In 2019, the scientist developed a method for predicting the depth in a scenario where the special camera and the people move freely. Previously, depth prediction was done using objects, and the results were heavy guesses at best.

Using thousands of mannequin videos from the Internet, the researchers created a so-called multi-view stereo reconstruction.

When they tested it on real videos of people doing different things, it worked better than other methods and was able to create cool 3D effects.

Is it bad that your image could be used to train AI?

A picture of your face used to train the AI ​​isn’t necessarily a bad thing. In fact, O’Neill thinks it can be a good thing.

It can improve the ability of facial recognition technology when it comes to age prediction. So if a person is missing for a period of time, we could use AI to see how they’ve aged over the years and know what to look for.

There may be some downsides, but that’s a matter of perspective.

For example, camera or sensor-based advertisers may target you based on your age. They could say a lot about you just by your face and they could target ads based on those facial features.
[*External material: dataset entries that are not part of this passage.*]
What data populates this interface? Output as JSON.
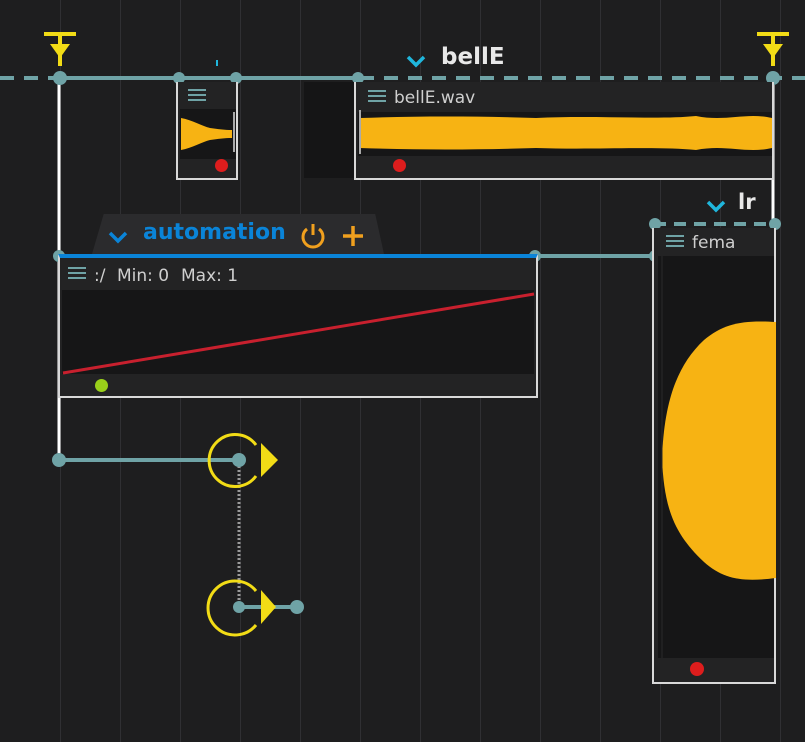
{
  "scenario_title": "bellE",
  "sound_box": {
    "label": "bellE.wav"
  },
  "rate_label": "lr",
  "file_box": {
    "label": "fema"
  },
  "automation": {
    "title": "automation",
    "curve_label": ":/",
    "min_label": "Min: 0",
    "max_label": "Max: 1"
  },
  "icons": {
    "collapse": "chevron-down-icon",
    "power": "power-icon",
    "add": "plus-icon",
    "menu": "hamburger-icon",
    "trigger": "trigger-icon",
    "play_state": "play-state-icon"
  },
  "colors": {
    "background": "#1e1e1f",
    "connection": "#6fa3a6",
    "accent_blue": "#0a84d8",
    "cyan": "#1fb6dc",
    "waveform": "#f7b313",
    "trigger_yellow": "#f2dc16",
    "automation_curve": "#c8202e",
    "record_dot": "#dd1d1d",
    "green_dot": "#9ad01a",
    "orange": "#f0a01e"
  }
}
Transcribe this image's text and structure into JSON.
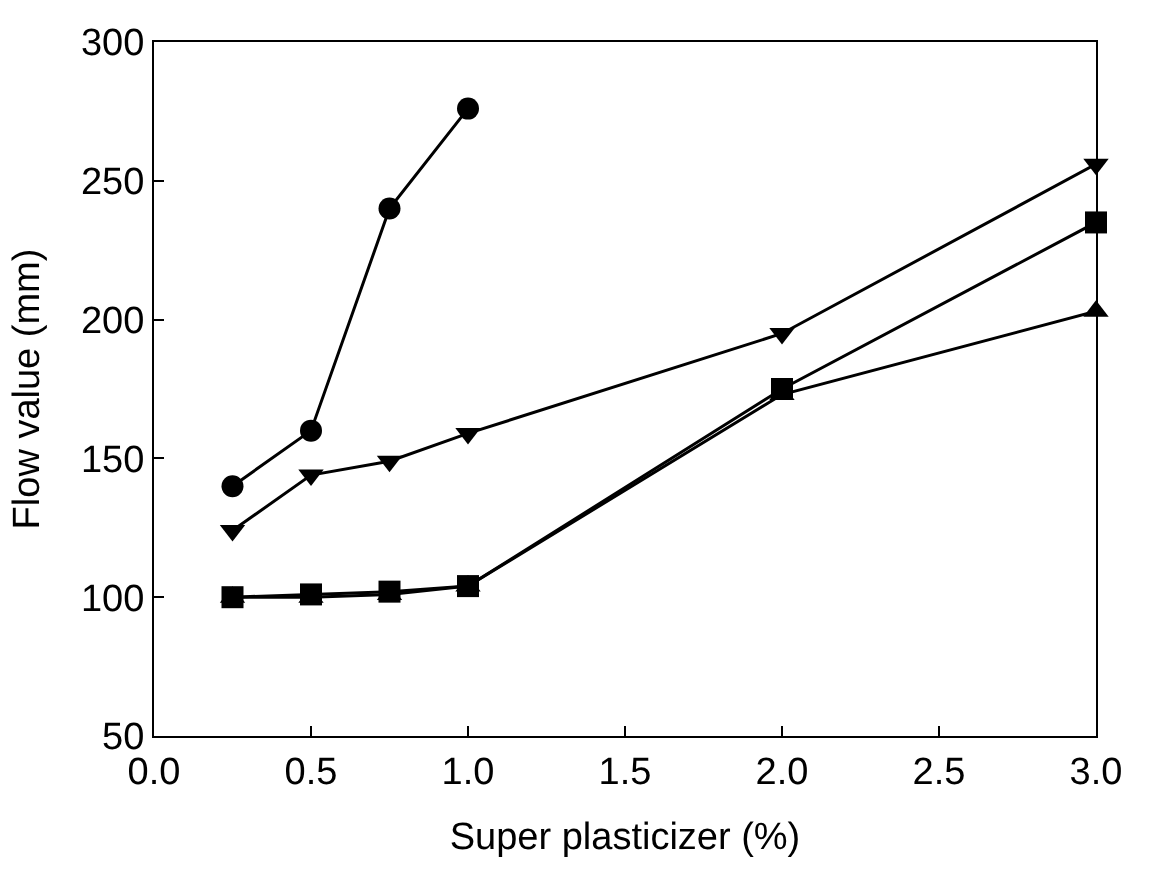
{
  "chart_data": {
    "type": "line",
    "xlabel": "Super plasticizer (%)",
    "ylabel": "Flow value (mm)",
    "xlim": [
      0.0,
      3.0
    ],
    "xticks": [
      {
        "value": 0,
        "label": "0.0"
      },
      0.5,
      {
        "value": 1,
        "label": "1.0"
      },
      1.5,
      {
        "value": 2,
        "label": "2.0"
      },
      2.5,
      {
        "value": 3,
        "label": "3.0"
      }
    ],
    "ylim": [
      50,
      300
    ],
    "yticks": [
      50,
      100,
      150,
      200,
      250,
      300
    ],
    "legend": false,
    "line_style": "solid",
    "series": [
      {
        "color": "#000000",
        "marker": "circle",
        "x": [
          0.25,
          0.5,
          0.75,
          1.0
        ],
        "values": [
          140,
          160,
          240,
          276
        ]
      },
      {
        "color": "#000000",
        "marker": "triangle-down",
        "x": [
          0.25,
          0.5,
          0.75,
          1.0,
          2.0,
          3.0
        ],
        "values": [
          124,
          144,
          149,
          159,
          195,
          256
        ]
      },
      {
        "color": "#000000",
        "marker": "square",
        "x": [
          0.25,
          0.5,
          0.75,
          1.0,
          2.0,
          3.0
        ],
        "values": [
          100,
          101,
          102,
          104,
          175,
          235
        ]
      },
      {
        "color": "#000000",
        "marker": "triangle",
        "x": [
          0.25,
          0.5,
          0.75,
          1.0,
          2.0,
          3.0
        ],
        "values": [
          100,
          100,
          101,
          104,
          173,
          203
        ]
      }
    ]
  }
}
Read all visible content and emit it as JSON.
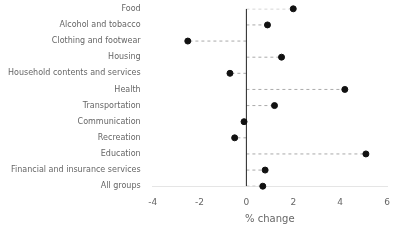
{
  "chart_data": {
    "type": "lollipop",
    "orientation": "horizontal",
    "categories": [
      "Food",
      "Alcohol and tobacco",
      "Clothing and footwear",
      "Housing",
      "Household contents and services",
      "Health",
      "Transportation",
      "Communication",
      "Recreation",
      "Education",
      "Financial and insurance services",
      "All groups"
    ],
    "values": [
      2.0,
      0.9,
      -2.5,
      1.5,
      -0.7,
      4.2,
      1.2,
      -0.1,
      -0.5,
      5.1,
      0.8,
      0.7
    ],
    "xlim": [
      -4,
      6
    ],
    "xticks": [
      -4,
      -2,
      0,
      2,
      4,
      6
    ],
    "xlabel": "% change",
    "color": "#111111",
    "marker": "circle",
    "line_style": "dashed",
    "grid": false
  }
}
Privacy is also an issue that cannot be overlooked. Identity theft is a possibility in a world where data breaches are becoming more common. Now that there are AI models trained to sound like you, there may well be models trained to look like you too.

AI will continue to advance, but the regulations that come with it will determine whether we should be concerned. The question, however, is whether the regulator has our best interests at heart.